If you really want to (you don’t really really want to), you can convert a DNAString back into normal text:

as.character(dnaSeqs[[1]][1:20])

## [1] "CTCGGGCCGTCTCTTGGGCT"

Finally, all Bioconductor packages have one or more manuals called vignettes that are installed alongside. To access a list of available vignettes (corresponding to all currently loaded packages), use the function:

openVignette()

Then you can choose the number of the manual you would like to read, which should open as a PDF. For instance, you should see one called “Biostrings - Biostrings Quick Overview” that gives you a brief list of the functionality that Biostrings provides you with.

Basic exercises

Using the dnaSeqs object:

What is the length of the shortest sequence?
And the longest sequence?
How many sequences are longer than 1000 nt?
How many sequences are longer than 300 but shorter than 800 nt?
- hint: you can combine two logical vectors with & (‘and’) or | (‘or’)
Plot a histogram of the length of all UniVec sequences (using hist).

Additional exercises

Note: all these exercises can be solved using exclusively functions covered in these practicals.

What is the percent of Gs or Cs of the shortest sequence (hints: ?alphabetFrequency, order or which.min)
Get the first 3 nucleotides of each sequence.

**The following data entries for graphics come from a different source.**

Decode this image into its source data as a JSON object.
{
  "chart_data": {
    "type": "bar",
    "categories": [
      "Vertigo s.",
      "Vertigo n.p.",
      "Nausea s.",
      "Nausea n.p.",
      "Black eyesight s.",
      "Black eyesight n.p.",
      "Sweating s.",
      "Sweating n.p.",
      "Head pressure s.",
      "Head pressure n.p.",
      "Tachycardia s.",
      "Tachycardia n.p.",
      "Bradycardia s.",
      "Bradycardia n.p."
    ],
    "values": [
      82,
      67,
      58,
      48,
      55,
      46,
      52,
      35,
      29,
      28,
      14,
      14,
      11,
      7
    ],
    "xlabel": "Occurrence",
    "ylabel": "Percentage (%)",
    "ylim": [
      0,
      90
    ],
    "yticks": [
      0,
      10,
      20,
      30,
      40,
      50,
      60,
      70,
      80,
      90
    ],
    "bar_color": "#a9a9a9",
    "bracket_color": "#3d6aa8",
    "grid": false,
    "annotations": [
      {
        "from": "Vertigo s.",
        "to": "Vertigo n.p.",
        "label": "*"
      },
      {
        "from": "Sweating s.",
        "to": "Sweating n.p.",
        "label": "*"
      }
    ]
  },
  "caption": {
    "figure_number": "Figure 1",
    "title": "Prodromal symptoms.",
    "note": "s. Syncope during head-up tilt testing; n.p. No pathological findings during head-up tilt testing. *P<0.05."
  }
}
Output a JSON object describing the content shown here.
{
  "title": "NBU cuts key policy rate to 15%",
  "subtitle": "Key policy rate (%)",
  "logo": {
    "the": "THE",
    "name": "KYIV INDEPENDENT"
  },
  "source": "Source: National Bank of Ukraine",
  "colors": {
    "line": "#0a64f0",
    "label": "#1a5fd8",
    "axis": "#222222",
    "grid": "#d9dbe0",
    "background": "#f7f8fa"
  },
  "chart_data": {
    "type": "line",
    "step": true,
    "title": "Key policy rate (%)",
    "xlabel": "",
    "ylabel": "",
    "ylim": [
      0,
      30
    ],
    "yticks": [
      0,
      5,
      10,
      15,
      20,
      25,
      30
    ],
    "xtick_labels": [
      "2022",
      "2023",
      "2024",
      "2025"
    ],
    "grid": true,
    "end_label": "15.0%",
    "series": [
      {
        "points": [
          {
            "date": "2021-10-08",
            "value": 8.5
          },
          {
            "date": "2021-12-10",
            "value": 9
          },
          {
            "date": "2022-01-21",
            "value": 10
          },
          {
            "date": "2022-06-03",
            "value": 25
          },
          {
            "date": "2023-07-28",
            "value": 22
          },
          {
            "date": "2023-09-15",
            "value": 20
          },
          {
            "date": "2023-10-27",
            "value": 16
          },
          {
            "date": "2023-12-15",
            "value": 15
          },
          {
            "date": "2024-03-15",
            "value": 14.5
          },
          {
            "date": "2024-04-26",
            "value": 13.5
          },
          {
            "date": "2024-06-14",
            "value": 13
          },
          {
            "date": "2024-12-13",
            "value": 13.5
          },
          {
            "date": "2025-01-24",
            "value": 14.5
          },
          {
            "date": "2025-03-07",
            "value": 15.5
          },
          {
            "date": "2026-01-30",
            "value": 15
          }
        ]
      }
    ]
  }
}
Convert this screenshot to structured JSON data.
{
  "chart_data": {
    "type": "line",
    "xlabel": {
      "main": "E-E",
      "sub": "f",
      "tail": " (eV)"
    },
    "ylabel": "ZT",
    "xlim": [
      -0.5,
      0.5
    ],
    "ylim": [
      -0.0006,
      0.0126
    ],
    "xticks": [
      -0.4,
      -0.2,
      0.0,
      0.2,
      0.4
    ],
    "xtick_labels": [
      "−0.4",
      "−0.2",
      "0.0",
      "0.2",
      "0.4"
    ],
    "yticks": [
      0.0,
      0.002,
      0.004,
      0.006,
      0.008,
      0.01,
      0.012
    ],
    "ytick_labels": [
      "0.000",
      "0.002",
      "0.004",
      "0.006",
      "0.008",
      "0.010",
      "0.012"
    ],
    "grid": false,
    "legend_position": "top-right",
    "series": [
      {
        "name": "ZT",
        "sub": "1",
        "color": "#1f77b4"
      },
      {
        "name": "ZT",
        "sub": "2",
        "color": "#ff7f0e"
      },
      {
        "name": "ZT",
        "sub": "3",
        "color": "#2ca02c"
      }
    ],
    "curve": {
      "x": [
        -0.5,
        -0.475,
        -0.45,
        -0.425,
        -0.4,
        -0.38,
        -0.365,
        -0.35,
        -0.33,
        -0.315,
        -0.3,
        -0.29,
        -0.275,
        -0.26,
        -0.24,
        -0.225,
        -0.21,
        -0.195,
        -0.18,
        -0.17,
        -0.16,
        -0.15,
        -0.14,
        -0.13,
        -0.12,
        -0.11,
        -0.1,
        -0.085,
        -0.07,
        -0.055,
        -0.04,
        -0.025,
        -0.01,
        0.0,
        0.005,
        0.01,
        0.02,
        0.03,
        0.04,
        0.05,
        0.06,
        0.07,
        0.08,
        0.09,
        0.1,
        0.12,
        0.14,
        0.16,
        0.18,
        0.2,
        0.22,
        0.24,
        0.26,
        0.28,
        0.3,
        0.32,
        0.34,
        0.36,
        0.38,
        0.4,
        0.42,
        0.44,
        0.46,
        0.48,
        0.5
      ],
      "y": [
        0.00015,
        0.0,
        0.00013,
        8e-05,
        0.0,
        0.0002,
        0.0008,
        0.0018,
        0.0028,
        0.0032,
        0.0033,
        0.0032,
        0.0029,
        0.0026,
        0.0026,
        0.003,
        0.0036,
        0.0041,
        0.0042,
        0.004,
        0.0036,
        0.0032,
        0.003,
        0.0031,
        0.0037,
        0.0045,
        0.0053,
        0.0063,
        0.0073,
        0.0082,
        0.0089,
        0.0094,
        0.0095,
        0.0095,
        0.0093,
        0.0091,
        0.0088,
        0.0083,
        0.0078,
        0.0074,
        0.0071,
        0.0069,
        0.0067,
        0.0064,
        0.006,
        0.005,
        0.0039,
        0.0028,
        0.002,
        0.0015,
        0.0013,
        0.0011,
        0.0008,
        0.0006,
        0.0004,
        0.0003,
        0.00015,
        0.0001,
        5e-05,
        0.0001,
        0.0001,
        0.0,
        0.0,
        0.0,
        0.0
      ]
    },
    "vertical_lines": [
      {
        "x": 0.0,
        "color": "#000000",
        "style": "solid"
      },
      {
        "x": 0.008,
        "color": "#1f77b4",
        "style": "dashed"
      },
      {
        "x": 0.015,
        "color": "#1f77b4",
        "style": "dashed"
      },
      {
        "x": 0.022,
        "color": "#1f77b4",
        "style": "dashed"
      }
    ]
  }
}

Which is the most frequent trinucleotide among them? (hints: table and sort)
Now get the last 3 nucleotides of each sequence. Try to do this in more than one way.
Which sequence has the most CG dinucleotides? What if you take length into account (i.e. sequence with highest frequency of CG dinucleotides)?
Show the nucleotide frequence of the first 100 sequences with a plot (barplot)

Advanced exercise

Repeat the same barplot as above, but now ordering those first 100 sequences by C+G content (hint: order).